Brazil's Foreign Ministry demanded an explanation for the "lamentable error" which saw 27-year-old electrician Jean Charles de Menezes pursued through a railway station before being cornered and shot repeatedly in the head.
British Muslim groups called for a public inquiry into the shooting, worried that the Asian ethnic origin of some of the bombers could see Muslims targeted by police.
But newspapers and London's mayor called for understanding.
The carnage of the 7 July bombings, in which four attackers and 52 others died, and the near-miss on Thursday when bombs used in a repeat attack seemingly failed to explode properly, meant police faced an impossible situation, they said.
Terrified train passengers scattered in panic on Friday morning as plain-clothed police pursued Menezes who, relatives said, was going to work through Stockwell Underground station in south London.
Shot five times
Witnesses said the Brazilian fell to the floor in a train carriage before a policeman standing directly above the man shot him five times in the head.
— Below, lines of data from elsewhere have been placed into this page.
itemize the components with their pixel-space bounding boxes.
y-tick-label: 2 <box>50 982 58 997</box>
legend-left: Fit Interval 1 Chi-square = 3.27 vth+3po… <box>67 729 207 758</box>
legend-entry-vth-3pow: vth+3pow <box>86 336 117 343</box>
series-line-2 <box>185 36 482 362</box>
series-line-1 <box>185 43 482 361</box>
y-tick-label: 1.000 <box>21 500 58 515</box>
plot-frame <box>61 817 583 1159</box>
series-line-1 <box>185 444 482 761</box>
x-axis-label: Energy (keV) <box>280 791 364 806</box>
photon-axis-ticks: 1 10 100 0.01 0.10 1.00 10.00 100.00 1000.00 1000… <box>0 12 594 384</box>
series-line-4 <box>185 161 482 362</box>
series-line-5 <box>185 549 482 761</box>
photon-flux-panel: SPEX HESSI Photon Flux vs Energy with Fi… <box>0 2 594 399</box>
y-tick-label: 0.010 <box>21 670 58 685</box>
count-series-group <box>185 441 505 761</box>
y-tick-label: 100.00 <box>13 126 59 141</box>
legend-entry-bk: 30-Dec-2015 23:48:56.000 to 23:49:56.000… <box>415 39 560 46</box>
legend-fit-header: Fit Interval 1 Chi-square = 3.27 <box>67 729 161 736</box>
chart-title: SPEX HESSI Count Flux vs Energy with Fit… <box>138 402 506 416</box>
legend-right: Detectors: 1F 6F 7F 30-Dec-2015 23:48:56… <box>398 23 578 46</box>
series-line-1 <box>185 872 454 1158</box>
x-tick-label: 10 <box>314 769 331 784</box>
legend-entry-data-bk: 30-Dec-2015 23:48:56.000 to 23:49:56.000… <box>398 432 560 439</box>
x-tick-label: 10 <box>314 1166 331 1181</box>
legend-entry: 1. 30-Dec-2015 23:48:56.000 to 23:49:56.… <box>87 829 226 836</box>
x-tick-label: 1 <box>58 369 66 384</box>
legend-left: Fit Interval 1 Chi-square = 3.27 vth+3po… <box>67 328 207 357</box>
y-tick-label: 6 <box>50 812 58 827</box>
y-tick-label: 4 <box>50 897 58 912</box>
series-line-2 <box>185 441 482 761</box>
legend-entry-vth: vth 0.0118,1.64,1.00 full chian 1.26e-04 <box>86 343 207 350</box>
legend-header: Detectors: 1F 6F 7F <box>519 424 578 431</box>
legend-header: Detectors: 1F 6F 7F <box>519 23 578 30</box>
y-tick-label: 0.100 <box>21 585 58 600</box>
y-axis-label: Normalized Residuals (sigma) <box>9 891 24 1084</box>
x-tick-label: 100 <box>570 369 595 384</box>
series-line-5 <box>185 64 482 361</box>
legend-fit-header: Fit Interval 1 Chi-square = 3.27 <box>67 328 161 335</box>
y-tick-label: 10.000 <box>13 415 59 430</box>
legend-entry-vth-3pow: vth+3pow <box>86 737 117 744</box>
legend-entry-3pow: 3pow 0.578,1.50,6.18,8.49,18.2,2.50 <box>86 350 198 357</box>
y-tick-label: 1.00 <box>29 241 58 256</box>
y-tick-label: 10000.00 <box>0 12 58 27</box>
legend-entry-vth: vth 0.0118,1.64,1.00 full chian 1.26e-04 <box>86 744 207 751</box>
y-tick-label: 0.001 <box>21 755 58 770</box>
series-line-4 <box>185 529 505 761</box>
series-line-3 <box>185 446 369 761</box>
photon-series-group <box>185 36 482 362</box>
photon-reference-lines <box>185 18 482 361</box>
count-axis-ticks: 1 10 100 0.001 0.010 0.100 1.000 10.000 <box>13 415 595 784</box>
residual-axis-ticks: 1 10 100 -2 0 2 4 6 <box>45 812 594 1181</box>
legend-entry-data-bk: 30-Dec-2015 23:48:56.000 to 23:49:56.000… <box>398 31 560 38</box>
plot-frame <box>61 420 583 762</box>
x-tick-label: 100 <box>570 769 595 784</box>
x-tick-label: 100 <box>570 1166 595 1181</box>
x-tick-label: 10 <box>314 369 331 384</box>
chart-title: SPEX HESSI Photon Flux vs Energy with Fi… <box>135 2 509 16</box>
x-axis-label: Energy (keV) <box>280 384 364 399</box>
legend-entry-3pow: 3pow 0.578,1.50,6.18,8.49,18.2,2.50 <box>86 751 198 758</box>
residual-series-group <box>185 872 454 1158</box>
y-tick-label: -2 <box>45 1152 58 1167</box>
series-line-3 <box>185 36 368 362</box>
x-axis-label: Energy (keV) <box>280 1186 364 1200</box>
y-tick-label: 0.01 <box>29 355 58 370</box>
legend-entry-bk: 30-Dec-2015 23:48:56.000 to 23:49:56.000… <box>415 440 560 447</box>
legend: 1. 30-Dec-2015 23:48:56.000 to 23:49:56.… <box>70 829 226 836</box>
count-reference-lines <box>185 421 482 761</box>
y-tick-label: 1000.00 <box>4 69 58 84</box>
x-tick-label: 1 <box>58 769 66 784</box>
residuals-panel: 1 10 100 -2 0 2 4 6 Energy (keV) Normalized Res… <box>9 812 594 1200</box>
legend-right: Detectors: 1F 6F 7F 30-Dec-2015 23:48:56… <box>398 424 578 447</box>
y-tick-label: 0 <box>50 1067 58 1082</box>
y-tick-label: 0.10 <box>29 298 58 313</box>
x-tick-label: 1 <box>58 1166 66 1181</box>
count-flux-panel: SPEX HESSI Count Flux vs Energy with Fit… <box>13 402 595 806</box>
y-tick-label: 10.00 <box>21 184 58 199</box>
"For somebody to lose their life in such circumstances is a tragedy and one that the Metropolitan Police Service regrets," London's police force said on Saturday in their first admission they had killed an innocent man.
Initially, police said Menezes was linked to Thursday's attacks, noting that he was wearing a thick coat on a warm summer day, prompting fears he could be carrying explosives.
"How can you shoot someone on mere suspicion? You can't even put someone in prison on suspicion, how can you kill them like that?"
Massoud Shadjareh, head of the London-based Islamic Human Rights Commission
Massoud Shadjareh, head of the London-based Islamic Human Rights Commission, called for a full public inquiry.
"How can you shoot someone on mere suspicion? You can't even put someone in prison on suspicion, how can you kill them like that?" he said.
"This is very frightening, people will be afraid to walk the streets now," said Azzam Tamimi from the Muslim Association of Britain.
However, London's mayor Ken Livingstone said police had done "what they believed necessary to protect the lives of the public".